Porém, a presidente da junta admite que há um problema ético na decisão que tomou ao sugerir o nome do marido: “Sim, é verdade”, reconhece a presidente da junta. “Se fosse hoje não a tomaria [a decisão], mas naquele momento, na pressão da pergunta e de tudo o que tinha sido, foi um ato impensável e sugeri [o meu marido]. Se fosse hoje, certamente não o faria. Mas está feito, não se pode voltar atrás”. E teme consequências dessa decisão? “Estou cá para arcar seja com o que for”.

Ana Isabel Barros mostra-se arrependida por ter indicado o marido

“A funcionária poderá ter misturado um bocadinho os seus papéis”

Confrontado com esta notícia, o padre Pedro Tavares, que lidera o Centro Paroquial e Social de Reguengo Grande desde setembro, garante que a direção do lar só há alguns dias teve conhecimento que houve pessoas externas a receber vacina. E adianta que, neste momento, o caso está a ser avaliado internamente.

Estamos num tempo difícil e não nos podemos armar todos em patrões e acharmos que todos nós podemos fazer como nós achamos”, considera o padre. “Penso que aqui a funcionária poderá ter misturado um bocadinho os seus papéis”.

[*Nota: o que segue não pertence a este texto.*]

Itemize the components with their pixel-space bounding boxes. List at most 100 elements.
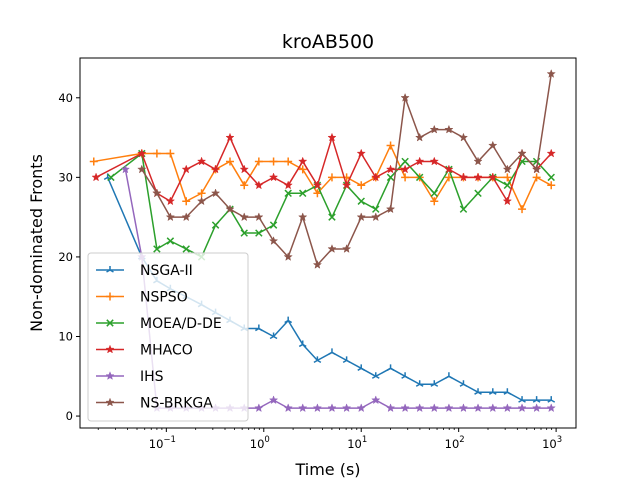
y-tick-label: 40 <box>58 91 73 105</box>
data-point-nspso <box>503 173 512 182</box>
data-point-ns-brkga <box>298 212 308 222</box>
data-point-mhaco <box>356 148 366 158</box>
data-point-nsga-ii <box>459 380 468 387</box>
data-point-moea-d-de <box>401 157 409 166</box>
data-point-ihs <box>488 403 498 413</box>
data-point-ns-brkga <box>371 212 381 222</box>
data-point-mhaco <box>298 156 308 166</box>
data-point-nsga-ii <box>518 396 526 403</box>
data-point-mhaco <box>400 164 410 174</box>
x-tick-label: 102 <box>445 435 465 451</box>
data-point-moea-d-de <box>153 245 161 253</box>
data-point-moea-d-de <box>372 205 380 213</box>
data-point-mhaco <box>91 172 101 182</box>
data-point-nspso <box>313 189 322 198</box>
legend: NSGA-II NSPSO MOEA/D-DE MHACO IHS NS-BRKGA <box>87 252 249 422</box>
data-point-moea-d-de <box>240 229 248 237</box>
data-point-nsga-ii <box>254 324 263 332</box>
chart-title: kroAB500 <box>282 31 374 53</box>
x-axis-label: Time (s) <box>294 460 360 479</box>
legend-marker <box>106 266 114 273</box>
legend-label: IHS <box>140 369 164 385</box>
legend-marker <box>105 344 115 354</box>
data-point-mhaco <box>196 156 207 166</box>
x-tick-label: 101 <box>347 435 367 451</box>
legend-item: NSPSO <box>96 290 188 306</box>
data-point-nsga-ii <box>298 340 307 348</box>
data-point-moea-d-de <box>107 173 115 182</box>
data-point-nsga-ii <box>547 396 556 403</box>
legend-label: MHACO <box>140 343 193 359</box>
data-point-ihs <box>268 395 279 405</box>
data-point-mhaco <box>312 180 323 190</box>
data-point-mhaco <box>137 148 147 158</box>
data-point-ns-brkga <box>254 212 264 222</box>
data-point-ihs <box>356 403 366 413</box>
data-point-nsga-ii <box>488 388 497 395</box>
data-point-nsga-ii <box>386 364 395 371</box>
data-point-ns-brkga <box>239 212 249 222</box>
legend-marker <box>105 397 115 407</box>
y-tick-label: 10 <box>58 329 73 343</box>
data-point-mhaco <box>444 164 454 174</box>
series-ns-brkga <box>137 68 556 269</box>
data-point-ns-brkga <box>546 68 556 78</box>
x-tick-label: 10−1 <box>149 435 176 451</box>
data-point-ihs <box>444 403 454 413</box>
data-point-moea-d-de <box>255 229 263 237</box>
data-point-nspso <box>197 189 206 198</box>
data-point-nspso <box>284 157 293 166</box>
data-point-ihs <box>400 403 410 413</box>
data-point-nspso <box>547 181 556 190</box>
data-point-moea-d-de <box>459 205 468 213</box>
data-point-ns-brkga <box>385 204 396 214</box>
data-point-ns-brkga <box>429 124 439 134</box>
data-point-nsga-ii <box>474 388 482 395</box>
data-point-ns-brkga <box>165 212 176 222</box>
data-point-nspso <box>401 173 410 182</box>
data-point-mhaco <box>225 132 235 142</box>
data-point-moea-d-de <box>298 189 307 197</box>
data-point-nsga-ii <box>503 388 512 395</box>
data-point-mhaco <box>268 172 279 182</box>
series-line-moea-d-de <box>110 152 552 258</box>
data-point-ns-brkga <box>356 212 366 222</box>
data-point-moea-d-de <box>415 173 424 182</box>
data-point-ns-brkga <box>196 196 207 206</box>
data-point-ns-brkga <box>400 92 410 102</box>
data-point-moea-d-de <box>386 173 395 182</box>
data-point-ns-brkga <box>327 244 337 253</box>
legend-label: NS-BRKGA <box>140 396 213 412</box>
data-point-ns-brkga <box>414 132 425 142</box>
plot-area <box>89 68 556 413</box>
data-point-mhaco <box>415 156 425 166</box>
data-point-nsga-ii <box>357 364 366 371</box>
data-point-nsga-ii <box>371 372 380 379</box>
data-point-nspso <box>269 157 278 166</box>
data-point-ihs <box>546 403 556 413</box>
data-point-mhaco <box>488 172 498 182</box>
data-point-nspso <box>254 157 263 166</box>
legend-marker <box>106 292 114 301</box>
data-point-ns-brkga <box>517 148 527 158</box>
series-mhaco <box>91 132 556 206</box>
data-point-moea-d-de <box>182 245 190 253</box>
data-point-moea-d-de <box>211 221 220 229</box>
data-point-ihs <box>473 403 483 413</box>
legend-item: MOEA/D-DE <box>96 316 222 332</box>
legend-item: NS-BRKGA <box>96 396 213 412</box>
legend-label: MOEA/D-DE <box>140 316 222 332</box>
data-point-ihs <box>414 403 425 413</box>
data-point-nsga-ii <box>445 372 453 379</box>
data-point-ns-brkga <box>225 204 235 214</box>
data-point-nspso <box>430 197 439 206</box>
data-point-mhaco <box>239 164 249 174</box>
y-axis: 0 10 20 30 40 <box>58 91 80 423</box>
data-point-ihs <box>458 403 469 413</box>
data-point-nspso <box>166 149 175 158</box>
data-point-nsga-ii <box>284 316 293 324</box>
data-point-nspso <box>182 197 191 206</box>
data-point-ihs <box>385 403 396 413</box>
data-point-moea-d-de <box>503 181 512 190</box>
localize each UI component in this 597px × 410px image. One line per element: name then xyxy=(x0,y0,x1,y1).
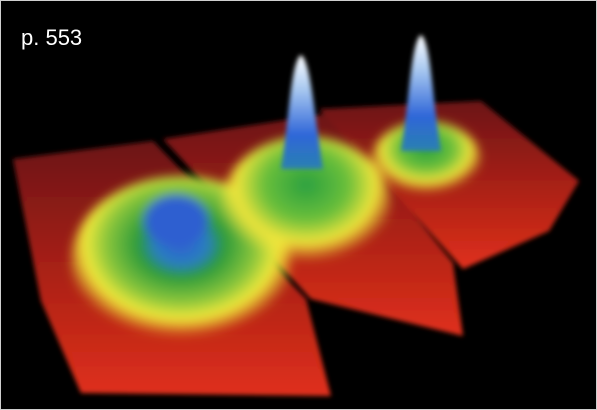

O padre Pedro Tavares, que gere o lar, entende que Ana Isabel Barros misturou as duas funções que desempenha

“A funcionária em questão, administrativa, não tinha autoridade para agir em nome da instituição. Portanto, a instituição aqui não tem nada a ver com aquelas quatro vacinas que sobraram. Coube depois à enfermeira responsável pela administração da vacina, e com os seus superiores hierárquicos do Centro de Saúde da Lourinhã, perceberem quem é que devia ou não ser vacinado”, diz o padre ao Observador. “Estas vacinações extraordinárias não foram da responsabilidade do Centro Social”.

O padre Pedro Tavares esclarece que Ana Isabel Barros não tinha autoridade para indicar nomes

“A questão foi colocada à diretora técnica da instituição, que respondeu que não tinha mais utentes para vacinar. E a mesma questão foi colocada depois à funcionária administrativa, que acumula também o cargo de presidente da Junta de Freguesia da localidade”, esclarece Pedro Tavares.

O padre, que diz basear-se nas informações da diretora técnica do lar, não sabe se as pessoas externas que tomaram a vacina fazem ou não parte de grupos de risco. “Essa questão já me ultrapassa, porque essa gestão não foi feita por nós”, mas pelo SNS.

As quatro vacinas sobraram por diferentes motivos, de acordo com o padre Pedro Tavares: chegou uma dose a mais do SNS; uma funcionária faltou; havia ainda uma utente que estava internada e não chegou a tempo do processo de vacinação; e uma enfermeira da instituição que tinha tido Covid-19 há pouco tempo não preenchia os requisitos para ser vacinada.